More than 50 high school students line up on one side of a school gym, ready to acknowledge the secret hurts of their lives.
A day-long workshop on bullying and self-esteem called Chain Reaction is nearing its end. A lot of it’s been fun, with wild games and plenty of laughter. But now it’s time to be brave, workshop leader Keyona Williams tells the students at North Rockford Middle School.
“We all wear masks,” Williams says. “We wear masks because we think they protect us. But they don’t protect you. They hide you.
“If you can show enough courage to take your mask off, throw it down and break it into a million pieces, you’ll realize that you are not alone.”
Then come the questions. If one applies to you, step across this white line, Williams tells them.
Do you identify as Asian? she asks. Two girls step forward, turn and face the rest, who hold their hands over their hearts in support. Latino? One student steps out. African-American? Seven.
More come forward as the questions get tougher: Teased for being fat? A couple dozen. Called a nerd, loser or not cool enough? Almost everyone. Called gay, a queer or a fag? Almost 20. Thought seriously of committing suicide?
A boy fights tears; a girl leans her head on another’s shoulder. An adult embraces a teen.
“I want you to notice the support you have,” Williams says. The students at the white line look at the others, who are holding hands over their hearts.
Building Compassion and Kindness
The emotional exercise came during one of two recent workshops, one for the high schoolers and the other for middle school students. About 200 students and staff took part in the Chain Reaction events, sponsored by Kent ISD and funded by the Doug and Maria DeVos Foundation.
The workshop is offered by Rachel’s Challenge, an international anti-bullying outreach in memory of Rachel Joy Scott, the first student killed in the 1999 Columbine High School massacre. Started by her father and stepmother, the nonprofit has presented programs to more than 19 million people based on Rachel’s message, “People will never know how far a little kindness can go.”
Students came from six districts, including Cedar Springs, Coopersville, Forest Hills, Northview, Rockford and Thornapple-Kellogg. Students from Cedar Springs and Rockford also attended assemblies on Rachel’s life and legacy. In Rockford, Rachel’s Challenge is part of a yearlong series of community programs on developing healthy children.

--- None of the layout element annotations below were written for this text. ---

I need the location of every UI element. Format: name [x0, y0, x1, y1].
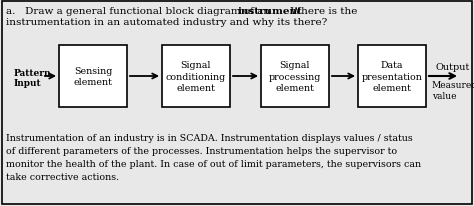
- Text: of different parameters of the processes. Instrumentation helps the supervisor t: of different parameters of the processes…: [6, 146, 397, 155]
- Bar: [358, 46, 426, 108]
- Text: monitor the health of the plant. In case of out of limit parameters, the supervi: monitor the health of the plant. In case…: [6, 159, 421, 168]
- Text: . Where is the: . Where is the: [283, 7, 357, 16]
- Text: Signal
processing
element: Signal processing element: [269, 61, 321, 92]
- Bar: [162, 46, 230, 108]
- Text: Sensing
element: Sensing element: [73, 67, 112, 87]
- FancyBboxPatch shape: [2, 2, 472, 204]
- Text: a.   Draw a general functional block diagram of an: a. Draw a general functional block diagr…: [6, 7, 273, 16]
- Text: Instrumentation of an industry is in SCADA. Instrumentation displays values / st: Instrumentation of an industry is in SCA…: [6, 133, 413, 142]
- Text: take corrective actions.: take corrective actions.: [6, 172, 119, 181]
- Bar: [59, 46, 127, 108]
- Text: Signal
conditioning
element: Signal conditioning element: [166, 61, 226, 92]
- Text: instrument: instrument: [238, 7, 303, 16]
- Text: Measured
value: Measured value: [432, 81, 474, 101]
- Text: Input: Input: [14, 79, 42, 88]
- Text: Pattern: Pattern: [14, 68, 52, 77]
- Text: Data
presentation
element: Data presentation element: [362, 61, 422, 92]
- Bar: [261, 46, 329, 108]
- Text: Output: Output: [436, 62, 470, 71]
- Text: instrumentation in an automated industry and why its there?: instrumentation in an automated industry…: [6, 18, 327, 27]
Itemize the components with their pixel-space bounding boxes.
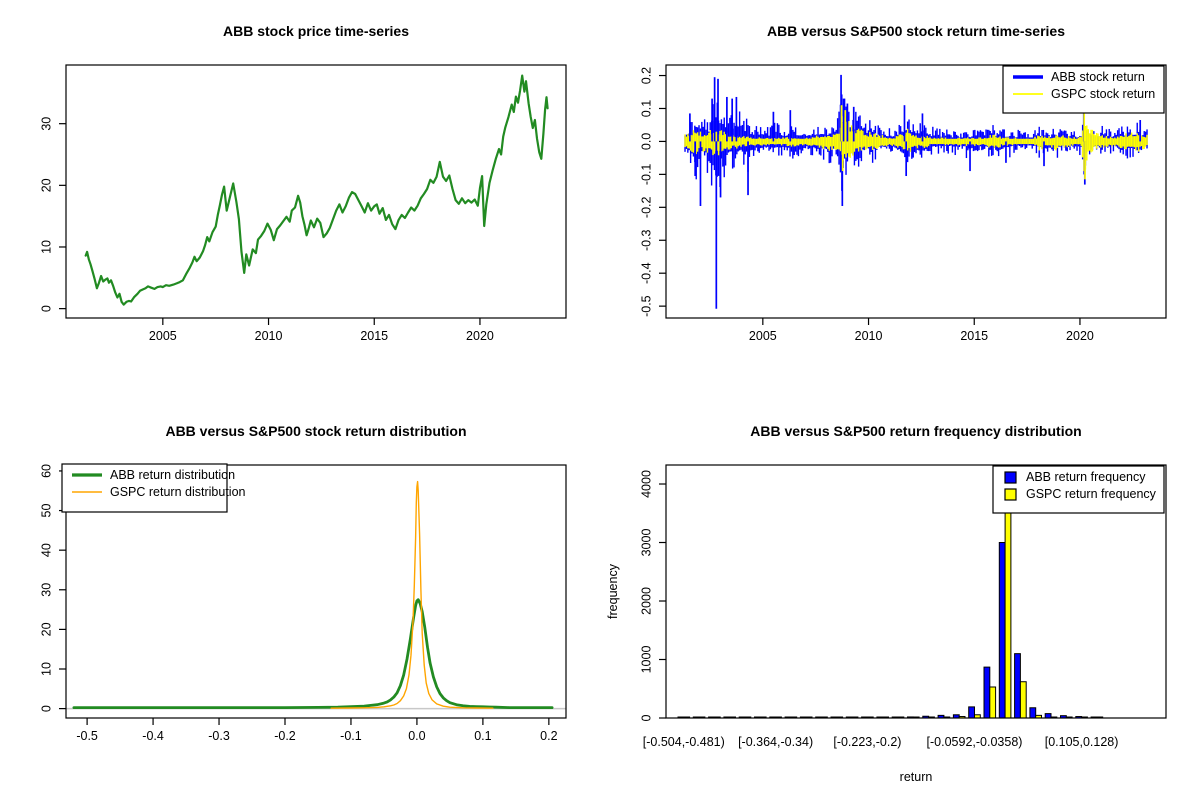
plot-box: [665, 64, 1167, 319]
x-tick-label: 2005: [149, 329, 177, 343]
x-tick-label: 0.0: [408, 729, 425, 743]
abb-frequency-bar: [998, 542, 1006, 719]
legend-label: GSPC stock return: [1051, 87, 1155, 101]
returns-chart: ABB versus S&P500 stock return time-seri…: [639, 23, 1167, 343]
y-tick-label: 20: [39, 622, 53, 636]
x-axis-label: return: [900, 770, 933, 784]
y-tick-label: 10: [39, 240, 53, 254]
bin-label: [-0.364,-0.34): [738, 735, 813, 749]
y-tick-label: -0.5: [639, 295, 653, 317]
y-tick-label: 0.2: [639, 67, 653, 84]
x-tick-label: -0.1: [340, 729, 362, 743]
y-tick-label: 60: [39, 464, 53, 478]
frequency-chart: ABB versus S&P500 return frequency distr…: [606, 423, 1167, 784]
plot-box: [65, 64, 567, 319]
y-tick-label: 3000: [639, 529, 653, 557]
x-tick-label: -0.4: [142, 729, 164, 743]
x-tick-label: -0.3: [208, 729, 230, 743]
x-tick-label: 2005: [749, 329, 777, 343]
legend-box: [61, 463, 228, 513]
price-chart: ABB stock price time-series 0 10 20 30 2005 20…: [39, 23, 567, 343]
x-tick-label: -0.5: [76, 729, 98, 743]
plot-box: [65, 464, 567, 719]
y-tick-label: 1000: [639, 646, 653, 674]
y-axis-label: frequency: [606, 563, 620, 619]
x-tick-label: 0.2: [540, 729, 557, 743]
series-line-0: [72, 598, 554, 710]
abb-frequency-bar: [983, 666, 991, 719]
series-line-0: [84, 74, 549, 306]
density-title: ABB versus S&P500 stock return distribut…: [165, 423, 466, 439]
x-tick-label: 2010: [255, 329, 283, 343]
abb-frequency-bar: [1044, 713, 1052, 719]
y-tick-label: 2000: [639, 587, 653, 615]
y-tick-label: -0.4: [639, 262, 653, 284]
frequency-title: ABB versus S&P500 return frequency distr…: [750, 423, 1081, 439]
y-tick-label: 40: [39, 543, 53, 557]
y-tick-label: -0.2: [639, 196, 653, 218]
x-tick-label: -0.2: [274, 729, 296, 743]
x-tick-label: 2015: [360, 329, 388, 343]
legend-label: ABB return frequency: [1026, 470, 1146, 484]
x-tick-label: 0.1: [474, 729, 491, 743]
plot-box: [665, 464, 1167, 719]
y-tick-label: 0: [39, 705, 53, 712]
bin-label: [-0.504,-0.481): [643, 735, 725, 749]
x-tick-label: 2010: [855, 329, 883, 343]
price-title: ABB stock price time-series: [223, 23, 409, 39]
abb-frequency-bar: [1014, 653, 1021, 719]
abb-frequency-bar: [1029, 707, 1037, 719]
legend-label: ABB stock return: [1051, 70, 1145, 84]
y-tick-label: 30: [39, 583, 53, 597]
y-tick-label: -0.3: [639, 229, 653, 251]
y-tick-label: 0.0: [639, 133, 653, 150]
y-tick-label: 0.1: [639, 100, 653, 117]
legend-label: GSPC return frequency: [1026, 487, 1157, 501]
legend-label: GSPC return distribution: [110, 485, 246, 499]
returns-title: ABB versus S&P500 stock return time-seri…: [767, 23, 1065, 39]
y-tick-label: 4000: [639, 470, 653, 498]
y-tick-label: 10: [39, 662, 53, 676]
y-tick-label: 30: [39, 117, 53, 131]
legend-box: [992, 465, 1165, 514]
x-tick-label: 2020: [1066, 329, 1094, 343]
density-chart: ABB versus S&P500 stock return distribut…: [39, 423, 567, 743]
y-tick-label: -0.1: [639, 164, 653, 186]
abb-frequency-bar: [968, 706, 976, 719]
legend-box: [1002, 65, 1165, 114]
bin-label: [0.105,0.128): [1045, 735, 1119, 749]
y-tick-label: 0: [39, 305, 53, 312]
bin-label: [-0.223,-0.2): [833, 735, 901, 749]
y-tick-label: 0: [639, 714, 653, 721]
legend-swatch: [1004, 488, 1017, 501]
bin-label: [-0.0592,-0.0358): [927, 735, 1023, 749]
legend-swatch: [1004, 471, 1017, 484]
series-line-1: [330, 480, 494, 709]
gspc-frequency-bar: [989, 686, 997, 719]
y-tick-label: 20: [39, 178, 53, 192]
x-tick-label: 2020: [466, 329, 494, 343]
legend-label: ABB return distribution: [110, 468, 235, 482]
y-tick-label: 50: [39, 504, 53, 518]
x-tick-label: 2015: [960, 329, 988, 343]
gspc-frequency-bar: [1019, 681, 1027, 719]
gspc-frequency-bar: [1004, 506, 1012, 719]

The six-hour training and awareness-raising session builds on Rachel’s conviction, expressed in writing shortly before her death, that people showing compassion can start a chain reaction of kindness.
Her message was brought home powerfully to students at North Middle, in video clips depicting both the horror of Columbine and Rachel’s generous spirit.
A co-presenter, who called himself JB, forcefully laid out a five-point challenge:
- eliminate prejudice and look for the best in others
- dream big and write your goals
- choose positive influences and be one yourself
- speak with kindness
- start your own chain reaction.
“I want you to think about the people you see every day, and how one act of kindness can make a big difference in their life,” JB told them.
Breaking Down Barriers, Taking Off Masks
Chain Reaction is part of a broader Rachel’s Challenge outreach that includes programs for elementary schools, teachers, colleges and corporations, a national summit and online courses. Its website claims dramatic results, such as reductions in school suspensions and e-mails from students who said they had changed their minds about killing themselves.
The impact was clear with some students at North Rockford Middle. In the middle-school session Nov. 7, one girl apologized to another student for treating him so badly. They embraced.
North Rockford Principal Lissa Weidenfeller later met with her 55 students who attended, and said they will work with teachers to promote the program throughout the building.
“It was one of the most powerful presentations that I’ve ever been to,” Weidenfeller said. “I truly believe that the presentation has touched many of the lives of the students and the staff forever.”
There were hugs and tears at the high school session as well, following the exercise in which students admitted to being bullied and harassed. Those who had indicated suicidal thoughts were referred to counselors.
At day’s end, some students stood and thanked others for giving them support and the courage to take off their masks. “You guys just brighten my whole outlook on life,” one student said.
Christian Walters, a Rockford High School junior, said it was “kind of scary” to admit his problems, “but at the same time I knew I wasn’t alone.”
The takeaway for him? “Don’t be judging people,” he said. “Sit with them and talk to them.”
And if you see a student crying in the hallway, he adds, put your hand over your heart.